The authors note: "The opportunity to view free ranging large carnivores is an important driver for wildlife tourism worldwide, and the National Park Service mission in particular emphasizes the preservation of wildlife resources in their natural condition for the non-consumptive benefit and enjoyment of the public. Thus, factors that influence sightings of iconic wildlife such as wolves are important to track and understand. Here, we have shown that consumptive use of a large carnivore reduces opportunities for non-consumptive use in protected areas. Limiting harvest of large carnivores along the boundaries of protected areas may provide a strategy to increase sighting opportunities for visitors to these areas and the associated economic benefits to adjacent communities."
It’s expected that animal advocates will suggest that the paper provides reason to prohibit hunting near the borders of Yellowstone National Park. But consider these factors:
• "Although harvest of wolves in our study systems may not have occurred at rates generally considered sufficient to reduce population size, harvest may influence sightings through other mechanisms. Behavioral avoidance of humans by wolves following exposure to hunting or trapping could reduce sightings."
• "Selection for behavioral traits may be another method by which harvest of carnivores could decrease sightings. In our study systems, a small number of wolves may contribute to a large number of wolf sighting opportunities. Harvest can selectively target ‘bold’ individuals, thereby removing bold individuals and over time, the trait, from populations."
The reality is that some wolves become habituated to humans in Yellowstone National Park with its annual visitation nearing 4 million people, and where there are severe restrictions on human development and activities. It is inevitable that some of these habituated wolves will leave the protection of the park and enter the human-dominated world.
Yellowstone National Park has its own management plan for habituated wolves, with its first two objectives of maintaining a wild population of wolves, and to prevent the development of habituated wolves.

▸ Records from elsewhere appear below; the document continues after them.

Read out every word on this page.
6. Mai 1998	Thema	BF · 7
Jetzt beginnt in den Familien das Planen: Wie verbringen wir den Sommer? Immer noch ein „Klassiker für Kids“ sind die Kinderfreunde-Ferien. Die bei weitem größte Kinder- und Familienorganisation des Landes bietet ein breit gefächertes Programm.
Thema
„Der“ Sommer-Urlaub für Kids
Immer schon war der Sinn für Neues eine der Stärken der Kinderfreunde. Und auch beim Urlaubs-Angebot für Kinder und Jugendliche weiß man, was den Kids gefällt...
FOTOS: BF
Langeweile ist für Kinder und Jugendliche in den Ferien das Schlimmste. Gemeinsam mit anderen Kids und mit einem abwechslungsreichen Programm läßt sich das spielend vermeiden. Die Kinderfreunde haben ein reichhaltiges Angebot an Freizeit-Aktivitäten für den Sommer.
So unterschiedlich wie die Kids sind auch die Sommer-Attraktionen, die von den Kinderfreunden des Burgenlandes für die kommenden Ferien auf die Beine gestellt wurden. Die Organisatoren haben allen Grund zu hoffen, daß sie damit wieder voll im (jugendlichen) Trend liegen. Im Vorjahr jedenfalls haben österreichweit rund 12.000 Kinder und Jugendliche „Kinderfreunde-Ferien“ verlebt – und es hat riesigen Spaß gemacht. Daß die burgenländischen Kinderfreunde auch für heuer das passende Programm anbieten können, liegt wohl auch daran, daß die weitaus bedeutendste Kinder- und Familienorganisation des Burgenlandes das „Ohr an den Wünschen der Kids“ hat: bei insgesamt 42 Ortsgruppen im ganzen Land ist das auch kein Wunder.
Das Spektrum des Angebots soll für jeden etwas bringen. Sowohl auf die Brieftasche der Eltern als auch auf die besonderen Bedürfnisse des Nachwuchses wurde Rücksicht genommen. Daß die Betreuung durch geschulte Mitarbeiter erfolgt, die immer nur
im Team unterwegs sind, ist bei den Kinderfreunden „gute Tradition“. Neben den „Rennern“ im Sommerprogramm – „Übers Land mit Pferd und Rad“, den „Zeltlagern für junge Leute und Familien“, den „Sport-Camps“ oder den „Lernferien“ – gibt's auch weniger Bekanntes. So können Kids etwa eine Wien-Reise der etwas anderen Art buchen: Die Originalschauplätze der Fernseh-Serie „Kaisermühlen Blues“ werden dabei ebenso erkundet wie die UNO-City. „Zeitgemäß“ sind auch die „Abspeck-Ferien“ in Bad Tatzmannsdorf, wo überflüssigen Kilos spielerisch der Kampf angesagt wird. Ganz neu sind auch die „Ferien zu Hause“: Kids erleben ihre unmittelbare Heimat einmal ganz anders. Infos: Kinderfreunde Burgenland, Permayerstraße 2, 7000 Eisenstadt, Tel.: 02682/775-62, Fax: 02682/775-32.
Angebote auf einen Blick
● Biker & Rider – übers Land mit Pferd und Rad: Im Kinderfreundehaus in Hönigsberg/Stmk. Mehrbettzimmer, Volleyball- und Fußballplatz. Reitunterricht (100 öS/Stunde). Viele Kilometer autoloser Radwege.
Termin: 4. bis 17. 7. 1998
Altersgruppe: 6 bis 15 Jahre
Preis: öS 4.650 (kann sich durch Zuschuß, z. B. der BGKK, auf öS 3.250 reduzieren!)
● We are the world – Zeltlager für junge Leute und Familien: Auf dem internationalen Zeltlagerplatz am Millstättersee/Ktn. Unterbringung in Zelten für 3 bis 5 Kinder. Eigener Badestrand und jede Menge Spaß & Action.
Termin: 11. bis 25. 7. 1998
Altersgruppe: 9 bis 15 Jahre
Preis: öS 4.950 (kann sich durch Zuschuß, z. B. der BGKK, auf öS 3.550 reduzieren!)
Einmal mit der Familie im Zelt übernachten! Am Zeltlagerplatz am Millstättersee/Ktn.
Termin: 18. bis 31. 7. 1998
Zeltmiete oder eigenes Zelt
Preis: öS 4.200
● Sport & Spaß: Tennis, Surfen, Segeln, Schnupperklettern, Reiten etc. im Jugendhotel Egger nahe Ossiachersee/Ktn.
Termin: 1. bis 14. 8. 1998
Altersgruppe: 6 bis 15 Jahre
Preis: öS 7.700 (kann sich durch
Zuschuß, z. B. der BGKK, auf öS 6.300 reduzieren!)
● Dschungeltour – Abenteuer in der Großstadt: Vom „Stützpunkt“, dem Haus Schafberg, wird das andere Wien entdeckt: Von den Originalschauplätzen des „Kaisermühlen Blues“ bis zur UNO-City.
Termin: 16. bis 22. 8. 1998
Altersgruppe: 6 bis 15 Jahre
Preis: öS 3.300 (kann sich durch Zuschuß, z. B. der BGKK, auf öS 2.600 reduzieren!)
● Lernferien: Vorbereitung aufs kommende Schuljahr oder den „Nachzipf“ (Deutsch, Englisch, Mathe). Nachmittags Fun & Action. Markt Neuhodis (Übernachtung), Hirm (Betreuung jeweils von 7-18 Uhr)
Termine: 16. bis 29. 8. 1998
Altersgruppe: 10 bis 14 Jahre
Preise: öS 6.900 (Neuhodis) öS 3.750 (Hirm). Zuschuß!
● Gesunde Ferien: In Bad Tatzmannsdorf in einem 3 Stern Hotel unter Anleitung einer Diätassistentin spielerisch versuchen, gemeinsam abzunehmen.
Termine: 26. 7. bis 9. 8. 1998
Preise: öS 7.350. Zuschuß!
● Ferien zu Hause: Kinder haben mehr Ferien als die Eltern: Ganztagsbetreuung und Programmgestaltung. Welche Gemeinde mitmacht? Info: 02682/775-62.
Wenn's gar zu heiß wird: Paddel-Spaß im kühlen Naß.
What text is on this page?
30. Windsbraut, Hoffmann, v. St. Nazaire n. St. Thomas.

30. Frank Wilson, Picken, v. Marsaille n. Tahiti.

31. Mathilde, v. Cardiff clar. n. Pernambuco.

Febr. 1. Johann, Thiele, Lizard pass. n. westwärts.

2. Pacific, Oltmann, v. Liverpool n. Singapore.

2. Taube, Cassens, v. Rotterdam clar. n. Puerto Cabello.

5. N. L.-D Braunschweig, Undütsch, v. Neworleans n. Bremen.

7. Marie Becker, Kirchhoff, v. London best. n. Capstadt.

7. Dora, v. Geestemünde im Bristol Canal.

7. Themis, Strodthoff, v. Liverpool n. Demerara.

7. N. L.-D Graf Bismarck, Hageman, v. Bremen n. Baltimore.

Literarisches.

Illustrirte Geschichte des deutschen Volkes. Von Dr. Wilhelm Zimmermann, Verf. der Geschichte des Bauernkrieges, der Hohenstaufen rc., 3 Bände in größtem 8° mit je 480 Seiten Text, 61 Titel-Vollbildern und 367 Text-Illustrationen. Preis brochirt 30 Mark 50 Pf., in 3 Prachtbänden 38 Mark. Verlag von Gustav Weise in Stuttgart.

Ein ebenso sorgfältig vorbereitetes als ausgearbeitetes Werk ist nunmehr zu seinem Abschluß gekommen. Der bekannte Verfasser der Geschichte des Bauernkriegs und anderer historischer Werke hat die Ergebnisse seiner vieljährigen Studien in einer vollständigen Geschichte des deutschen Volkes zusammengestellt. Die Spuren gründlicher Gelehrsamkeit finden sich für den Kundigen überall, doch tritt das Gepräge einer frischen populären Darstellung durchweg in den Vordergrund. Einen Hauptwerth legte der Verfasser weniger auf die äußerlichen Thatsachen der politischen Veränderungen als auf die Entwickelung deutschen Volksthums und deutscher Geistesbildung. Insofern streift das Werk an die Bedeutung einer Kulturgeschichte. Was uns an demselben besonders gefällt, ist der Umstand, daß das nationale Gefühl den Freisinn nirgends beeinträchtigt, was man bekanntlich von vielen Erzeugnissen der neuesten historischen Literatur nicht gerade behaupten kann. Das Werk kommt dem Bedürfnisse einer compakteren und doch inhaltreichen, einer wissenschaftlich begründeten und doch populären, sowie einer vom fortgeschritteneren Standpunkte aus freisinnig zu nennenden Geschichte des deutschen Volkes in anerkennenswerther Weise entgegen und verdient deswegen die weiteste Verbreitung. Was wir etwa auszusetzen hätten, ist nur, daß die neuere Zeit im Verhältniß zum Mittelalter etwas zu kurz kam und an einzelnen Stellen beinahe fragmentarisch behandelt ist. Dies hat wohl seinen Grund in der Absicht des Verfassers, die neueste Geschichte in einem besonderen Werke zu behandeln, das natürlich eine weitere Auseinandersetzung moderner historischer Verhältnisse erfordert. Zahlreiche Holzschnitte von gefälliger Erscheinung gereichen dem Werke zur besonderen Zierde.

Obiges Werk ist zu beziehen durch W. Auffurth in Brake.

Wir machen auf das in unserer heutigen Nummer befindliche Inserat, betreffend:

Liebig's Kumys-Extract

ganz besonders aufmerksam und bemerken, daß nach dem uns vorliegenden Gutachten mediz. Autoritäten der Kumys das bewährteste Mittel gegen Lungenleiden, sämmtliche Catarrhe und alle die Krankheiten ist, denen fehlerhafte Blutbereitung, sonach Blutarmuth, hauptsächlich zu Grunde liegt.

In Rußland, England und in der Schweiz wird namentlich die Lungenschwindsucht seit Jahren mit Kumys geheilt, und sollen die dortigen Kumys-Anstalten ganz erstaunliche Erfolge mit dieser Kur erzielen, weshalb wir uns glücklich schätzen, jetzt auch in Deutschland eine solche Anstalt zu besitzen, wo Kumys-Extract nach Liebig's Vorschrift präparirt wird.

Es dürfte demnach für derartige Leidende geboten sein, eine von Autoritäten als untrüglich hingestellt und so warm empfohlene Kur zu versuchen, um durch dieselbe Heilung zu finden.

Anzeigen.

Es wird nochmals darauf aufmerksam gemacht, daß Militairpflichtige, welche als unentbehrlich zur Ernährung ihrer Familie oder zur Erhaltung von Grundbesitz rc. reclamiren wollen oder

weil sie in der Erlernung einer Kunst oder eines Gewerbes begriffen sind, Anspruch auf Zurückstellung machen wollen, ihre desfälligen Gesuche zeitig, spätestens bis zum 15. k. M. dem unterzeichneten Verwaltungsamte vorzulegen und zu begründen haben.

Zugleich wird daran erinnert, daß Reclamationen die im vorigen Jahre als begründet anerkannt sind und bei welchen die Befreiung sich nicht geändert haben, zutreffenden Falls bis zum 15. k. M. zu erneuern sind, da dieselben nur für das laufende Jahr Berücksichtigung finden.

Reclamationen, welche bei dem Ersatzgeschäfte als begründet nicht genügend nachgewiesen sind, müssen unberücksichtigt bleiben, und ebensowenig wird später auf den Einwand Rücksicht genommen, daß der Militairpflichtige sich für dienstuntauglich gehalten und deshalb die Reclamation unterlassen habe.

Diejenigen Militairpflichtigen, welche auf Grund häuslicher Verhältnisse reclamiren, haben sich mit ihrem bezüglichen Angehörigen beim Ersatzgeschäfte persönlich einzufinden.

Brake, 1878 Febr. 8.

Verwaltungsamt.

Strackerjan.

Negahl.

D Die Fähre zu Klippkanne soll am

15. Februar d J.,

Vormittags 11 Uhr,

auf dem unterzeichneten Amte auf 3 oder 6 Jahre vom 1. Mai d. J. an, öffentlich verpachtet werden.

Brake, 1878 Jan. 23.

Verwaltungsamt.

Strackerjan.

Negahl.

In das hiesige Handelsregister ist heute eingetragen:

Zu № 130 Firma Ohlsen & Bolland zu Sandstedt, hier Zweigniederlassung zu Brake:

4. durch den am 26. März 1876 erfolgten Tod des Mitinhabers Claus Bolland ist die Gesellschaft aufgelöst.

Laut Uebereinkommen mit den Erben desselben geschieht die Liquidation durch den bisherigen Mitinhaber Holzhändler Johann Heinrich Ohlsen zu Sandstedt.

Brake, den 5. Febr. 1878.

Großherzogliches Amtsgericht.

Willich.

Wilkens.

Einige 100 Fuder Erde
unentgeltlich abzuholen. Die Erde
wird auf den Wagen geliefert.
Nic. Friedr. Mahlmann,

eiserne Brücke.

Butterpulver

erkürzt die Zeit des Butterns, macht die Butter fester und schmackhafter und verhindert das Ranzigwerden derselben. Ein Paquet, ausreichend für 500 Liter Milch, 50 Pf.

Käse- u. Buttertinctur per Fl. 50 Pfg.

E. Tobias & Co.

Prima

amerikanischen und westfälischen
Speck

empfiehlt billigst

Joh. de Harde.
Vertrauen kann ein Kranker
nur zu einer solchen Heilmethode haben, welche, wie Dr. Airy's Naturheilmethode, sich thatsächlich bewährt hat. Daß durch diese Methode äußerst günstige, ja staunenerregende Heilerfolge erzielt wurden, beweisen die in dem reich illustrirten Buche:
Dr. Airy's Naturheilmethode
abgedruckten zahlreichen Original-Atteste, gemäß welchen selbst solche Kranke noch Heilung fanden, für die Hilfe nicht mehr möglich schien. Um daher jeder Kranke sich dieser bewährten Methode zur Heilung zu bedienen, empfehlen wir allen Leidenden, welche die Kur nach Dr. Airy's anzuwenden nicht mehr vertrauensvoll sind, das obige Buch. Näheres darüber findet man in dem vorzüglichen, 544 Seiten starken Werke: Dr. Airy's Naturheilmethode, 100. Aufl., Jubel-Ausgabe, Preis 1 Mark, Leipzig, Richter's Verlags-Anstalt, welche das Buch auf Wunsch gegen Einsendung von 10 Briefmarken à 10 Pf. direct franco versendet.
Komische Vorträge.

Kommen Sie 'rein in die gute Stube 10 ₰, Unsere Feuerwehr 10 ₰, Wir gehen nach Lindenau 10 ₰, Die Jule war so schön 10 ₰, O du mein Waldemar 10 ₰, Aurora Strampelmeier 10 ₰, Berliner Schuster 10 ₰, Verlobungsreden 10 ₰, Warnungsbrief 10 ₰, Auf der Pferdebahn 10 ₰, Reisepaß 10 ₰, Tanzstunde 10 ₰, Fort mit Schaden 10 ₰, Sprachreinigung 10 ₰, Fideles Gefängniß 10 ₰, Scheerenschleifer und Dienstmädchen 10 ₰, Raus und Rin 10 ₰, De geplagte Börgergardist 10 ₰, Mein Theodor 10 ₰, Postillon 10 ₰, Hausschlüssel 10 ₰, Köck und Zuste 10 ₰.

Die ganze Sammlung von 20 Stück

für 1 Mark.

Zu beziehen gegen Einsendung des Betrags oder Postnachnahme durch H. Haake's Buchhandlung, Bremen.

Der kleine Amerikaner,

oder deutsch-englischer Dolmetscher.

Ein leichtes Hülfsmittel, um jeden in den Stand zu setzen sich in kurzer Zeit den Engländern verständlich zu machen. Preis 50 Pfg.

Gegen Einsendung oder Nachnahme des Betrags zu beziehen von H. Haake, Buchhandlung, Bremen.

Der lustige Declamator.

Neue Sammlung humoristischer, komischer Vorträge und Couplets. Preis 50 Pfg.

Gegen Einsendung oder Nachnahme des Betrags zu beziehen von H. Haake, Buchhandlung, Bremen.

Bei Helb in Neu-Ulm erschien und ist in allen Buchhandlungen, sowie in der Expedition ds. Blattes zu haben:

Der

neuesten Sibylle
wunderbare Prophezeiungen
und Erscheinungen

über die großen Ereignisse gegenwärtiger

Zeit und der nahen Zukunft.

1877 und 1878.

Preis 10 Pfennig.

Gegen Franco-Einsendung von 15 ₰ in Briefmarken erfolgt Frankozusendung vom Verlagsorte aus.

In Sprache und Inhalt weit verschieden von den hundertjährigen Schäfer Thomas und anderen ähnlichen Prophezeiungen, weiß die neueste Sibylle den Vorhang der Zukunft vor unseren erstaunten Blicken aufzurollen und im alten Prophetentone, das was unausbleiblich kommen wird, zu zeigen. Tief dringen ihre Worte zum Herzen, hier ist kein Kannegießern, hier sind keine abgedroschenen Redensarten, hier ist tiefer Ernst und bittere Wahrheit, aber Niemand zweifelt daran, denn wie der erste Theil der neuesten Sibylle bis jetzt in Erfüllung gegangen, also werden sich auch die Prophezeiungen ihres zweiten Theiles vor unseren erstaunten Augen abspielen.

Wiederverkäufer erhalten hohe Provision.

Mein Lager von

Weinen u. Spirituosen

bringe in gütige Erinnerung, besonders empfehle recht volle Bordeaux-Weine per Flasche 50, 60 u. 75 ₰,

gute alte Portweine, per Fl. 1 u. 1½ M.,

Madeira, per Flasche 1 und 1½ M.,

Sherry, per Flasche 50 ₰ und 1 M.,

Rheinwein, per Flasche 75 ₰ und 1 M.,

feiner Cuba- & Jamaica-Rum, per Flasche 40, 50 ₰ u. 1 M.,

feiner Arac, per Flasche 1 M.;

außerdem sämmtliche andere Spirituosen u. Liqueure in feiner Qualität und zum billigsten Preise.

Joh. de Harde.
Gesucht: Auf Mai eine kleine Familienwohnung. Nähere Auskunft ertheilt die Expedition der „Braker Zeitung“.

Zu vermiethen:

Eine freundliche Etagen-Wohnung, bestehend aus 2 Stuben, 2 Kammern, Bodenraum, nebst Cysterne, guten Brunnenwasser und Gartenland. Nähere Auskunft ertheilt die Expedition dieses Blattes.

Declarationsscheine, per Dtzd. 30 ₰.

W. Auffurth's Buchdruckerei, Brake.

The plan states: "Almost all of the wolves that have shown aggression towards humans have lost their wildness by being repeatedly exposed to humans and losing their fear as a consequence."
The plan also notes: "Second to habituation, humans who act in a non-threatening manner appear to be a key factor in wolf aggression towards people."
Wolf biologist Diane Boyd authored a compelling essay on the challenges of wolf habituation to humans, noting: "The common factor among nearly all reported wolf attacks was that wolves had become increasingly bold around humans (perhaps because of food scarcity, or possibly as a new strategy to exploit resources brought by humans into wilderness areas). North American wolves involved in recent attacks were repeatedly seen stealing articles of clothing, gear, exploring campsites, and sometimes obtaining food items—behaviors nearly identical to those reported by early frontiersmen. The wolves of Algonquin and Vargas Island exhibited bold behavior for weeks or months before the attacks occurred. Therefore, those injuries would probably have been preventable if humans had perceived the wolf as a wild predator rather than a thrilling campsite visitor."
The selected removal of "bold" predators has been a mainstay of modern large carnivore management within Yellowstone National Park and outside the park’s boundaries. The human-habituation of both wolves and grizzly bears inside Yellowstone and Grand Teton national parks has caused controversy when these animals leave the park where the rules are different, as are land uses. Outside the park boundaries, state wildlife officials must deal with the variety of land uses and humans that share the same range with these wild predators – far outside park boundaries.
It’s up to the reader to interpret whether the decrease in potential wolf viewing inside the park because of hunting that occurs outside the park is a positive or negative for humans and/or wolves. Perhaps the question can be framed in this way: Is the purpose of the park’s wolf population to have a complete ecosystem, or to provide for human entertainment?